• Nursing ethics · May 2013

    Interprofessional collaboration-in-practice: the contested place of ethics.

    • Carol Ewashen, Gloria McInnis-Perry, and Norma Murphy.
    • Faculty of Nursing, University of Calgary, 2500 University Dr. N.W., Calgary, AB T2N 1N4, Canada. ewashen@ucalgary.ca
    • Nurs Ethics. 2013 May 1; 20 (3): 325-35.

    AbstractThe main question examined is: How do nurses and other healthcare professionals ensure ethical interprofessional collaboration-in-practice as an everyday practice actuality? Ethical interprofessional collaboration becomes especially relevant and necessary when interprofessional practice decisions are contested.

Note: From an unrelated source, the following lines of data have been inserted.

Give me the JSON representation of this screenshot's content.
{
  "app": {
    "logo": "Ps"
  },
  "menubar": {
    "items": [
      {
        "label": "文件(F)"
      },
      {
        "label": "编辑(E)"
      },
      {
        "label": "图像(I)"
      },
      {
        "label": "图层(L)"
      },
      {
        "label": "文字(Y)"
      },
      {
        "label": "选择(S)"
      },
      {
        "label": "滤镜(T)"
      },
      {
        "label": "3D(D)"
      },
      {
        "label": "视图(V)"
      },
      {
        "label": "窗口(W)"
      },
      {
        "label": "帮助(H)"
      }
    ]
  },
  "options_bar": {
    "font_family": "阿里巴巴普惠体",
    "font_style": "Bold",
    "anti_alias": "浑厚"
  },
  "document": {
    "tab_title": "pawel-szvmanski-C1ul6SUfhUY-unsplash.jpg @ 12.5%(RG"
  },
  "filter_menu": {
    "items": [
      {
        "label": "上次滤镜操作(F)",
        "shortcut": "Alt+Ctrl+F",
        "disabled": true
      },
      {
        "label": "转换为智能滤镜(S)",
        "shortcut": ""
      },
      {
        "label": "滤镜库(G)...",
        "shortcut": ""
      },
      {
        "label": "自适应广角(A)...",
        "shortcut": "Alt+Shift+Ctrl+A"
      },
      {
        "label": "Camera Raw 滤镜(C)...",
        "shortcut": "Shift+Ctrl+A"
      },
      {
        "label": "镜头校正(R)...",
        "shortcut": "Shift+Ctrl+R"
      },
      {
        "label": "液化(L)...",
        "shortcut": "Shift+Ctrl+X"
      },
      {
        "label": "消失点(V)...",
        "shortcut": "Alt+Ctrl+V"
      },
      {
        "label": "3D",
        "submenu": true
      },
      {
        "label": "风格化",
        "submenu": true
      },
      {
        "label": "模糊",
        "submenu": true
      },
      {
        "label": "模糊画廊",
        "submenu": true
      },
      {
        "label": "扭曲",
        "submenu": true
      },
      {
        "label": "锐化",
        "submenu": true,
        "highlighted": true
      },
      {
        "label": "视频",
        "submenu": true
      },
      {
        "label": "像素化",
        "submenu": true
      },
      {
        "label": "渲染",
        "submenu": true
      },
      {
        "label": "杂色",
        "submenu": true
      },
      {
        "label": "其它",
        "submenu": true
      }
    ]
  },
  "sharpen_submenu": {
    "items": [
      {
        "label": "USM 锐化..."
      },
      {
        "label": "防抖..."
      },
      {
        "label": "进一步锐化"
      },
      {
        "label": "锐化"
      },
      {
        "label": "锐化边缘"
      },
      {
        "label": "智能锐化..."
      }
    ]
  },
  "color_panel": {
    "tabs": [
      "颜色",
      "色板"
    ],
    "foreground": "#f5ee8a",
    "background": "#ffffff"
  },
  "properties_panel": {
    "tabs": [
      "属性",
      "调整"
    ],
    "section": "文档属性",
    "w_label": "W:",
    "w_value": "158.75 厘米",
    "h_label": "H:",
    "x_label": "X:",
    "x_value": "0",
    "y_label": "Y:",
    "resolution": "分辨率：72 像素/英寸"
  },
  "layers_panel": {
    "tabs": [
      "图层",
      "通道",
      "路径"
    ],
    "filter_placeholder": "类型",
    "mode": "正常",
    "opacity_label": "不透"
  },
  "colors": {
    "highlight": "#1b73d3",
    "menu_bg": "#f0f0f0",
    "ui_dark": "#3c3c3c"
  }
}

To illustrate, two healthcare scenarios are analyzed through three ethics lenses. Biomedical ethics, relational ethics, and virtue ethics provide different ways of knowing how to be ethical and to act ethically as healthcare professionals. Biomedical ethics focuses on situated, reflective, and nonabsolute principled justification, all things considered; relational ethics on intersubjective, professional, and institutional relations; and virtue ethics on prephilosophical tradition and what it means to be good and to be human embedded in social and political community. Analysis suggests that interprofessional collaboration-in-practice may be more rhetoric than actuality. Key challenges of interprofessional collaboration-in-practice and specific conditions perpetuating dissension and conflict are outlined with specific education and policy recommendations included.